Traveling through the St. Bernard Pass we stopped at customs for over an hour. It seems the old South African fellow had brought millions of dollars and Switz customs was harassing him because he was South African. Later when that fellow discovered that Zurich was only optional and not visited on this trip, he left us for a day and flew to his bank in Zurich.

Switz rest stop view
During the long hot drive through central Switzerland we stopped at a tourist chateau. It had this incredible view besides a lake. The mountains top was so high that the bright sky hurt my eyes. The Sun shining in the blowing snow made the almost vertical view even brighter.

Lake Geneva
Driving into Geneva we descended down the road and the tour guide told us that we were coming upon the first bank which started Switzerland's international banking industry. As the bank appeared from behind a giant tree. Poppy Joe was merrily intoxicated and blurted out "That's my bank". He immediately publically corrected himself saying that as Premier his Government had done business with that bank. (Was this another decoy?)

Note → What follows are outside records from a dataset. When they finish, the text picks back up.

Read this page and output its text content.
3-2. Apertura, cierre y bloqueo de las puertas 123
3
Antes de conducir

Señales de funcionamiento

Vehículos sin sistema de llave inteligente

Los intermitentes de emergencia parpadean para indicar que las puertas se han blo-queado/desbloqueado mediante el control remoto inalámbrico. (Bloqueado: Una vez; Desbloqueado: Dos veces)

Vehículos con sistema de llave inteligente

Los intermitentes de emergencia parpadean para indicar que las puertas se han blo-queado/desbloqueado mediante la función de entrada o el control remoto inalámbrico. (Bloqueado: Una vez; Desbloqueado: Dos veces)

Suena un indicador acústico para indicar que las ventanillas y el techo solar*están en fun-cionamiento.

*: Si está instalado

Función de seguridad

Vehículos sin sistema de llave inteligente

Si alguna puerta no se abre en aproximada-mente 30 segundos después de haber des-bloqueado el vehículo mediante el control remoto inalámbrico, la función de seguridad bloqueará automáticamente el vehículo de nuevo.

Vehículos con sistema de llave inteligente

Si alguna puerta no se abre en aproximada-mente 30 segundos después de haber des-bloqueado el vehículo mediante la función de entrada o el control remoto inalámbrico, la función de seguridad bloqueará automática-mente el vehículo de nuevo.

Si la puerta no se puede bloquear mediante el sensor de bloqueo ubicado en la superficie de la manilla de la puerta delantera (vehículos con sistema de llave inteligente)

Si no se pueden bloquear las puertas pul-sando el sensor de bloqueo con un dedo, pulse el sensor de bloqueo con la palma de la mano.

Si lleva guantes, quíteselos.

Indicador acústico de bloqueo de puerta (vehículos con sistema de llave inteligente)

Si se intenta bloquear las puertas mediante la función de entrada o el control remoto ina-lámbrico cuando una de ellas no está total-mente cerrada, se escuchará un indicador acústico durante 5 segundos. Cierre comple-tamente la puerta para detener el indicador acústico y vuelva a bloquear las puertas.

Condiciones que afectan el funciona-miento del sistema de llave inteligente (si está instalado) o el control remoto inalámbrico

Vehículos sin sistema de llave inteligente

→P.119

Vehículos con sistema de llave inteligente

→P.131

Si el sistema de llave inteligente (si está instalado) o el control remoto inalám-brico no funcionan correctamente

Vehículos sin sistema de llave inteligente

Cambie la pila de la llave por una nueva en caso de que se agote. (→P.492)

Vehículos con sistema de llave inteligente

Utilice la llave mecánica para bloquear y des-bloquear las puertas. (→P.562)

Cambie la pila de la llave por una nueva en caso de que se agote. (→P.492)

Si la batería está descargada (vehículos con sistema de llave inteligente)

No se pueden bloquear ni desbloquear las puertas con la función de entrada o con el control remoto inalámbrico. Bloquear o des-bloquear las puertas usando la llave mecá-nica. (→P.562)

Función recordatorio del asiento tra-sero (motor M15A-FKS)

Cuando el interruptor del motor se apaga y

As a prelude to disembarking Poppy Joe publically threatened me if I failed to stick to his side at all times he would just leave me in Europe and continue alone. At the stop he took this photo and made a point that I also tell some bus companions that we were walking to the South side of Lake Geneva. Vehicle traffic was not allowed on the abandoned streets there. Poppy Joe popped into a bar for a drink, where I was too young to enter. I viewed each postcard of several racks and poked my head in the bar and asked after Poppy Joe. He had gone out a back door. This alarmed a slender fellow dressed in black who ran in, back out, and quickly rode off on a bicycle.

I walked back towards the Lake where I reached the plaza at the edge of the historical preservation zone. There was a circle of counters with tellers exchanging Switz marks beneath the flags of the currencies they traded with. Just then a black taxi drove up and Poppy Joe called out for me that the bus would soon be leaving. The other tourists told me they went to a wonderful palace, which Poppy Joe surely also knew about, and would not have missed it without cause.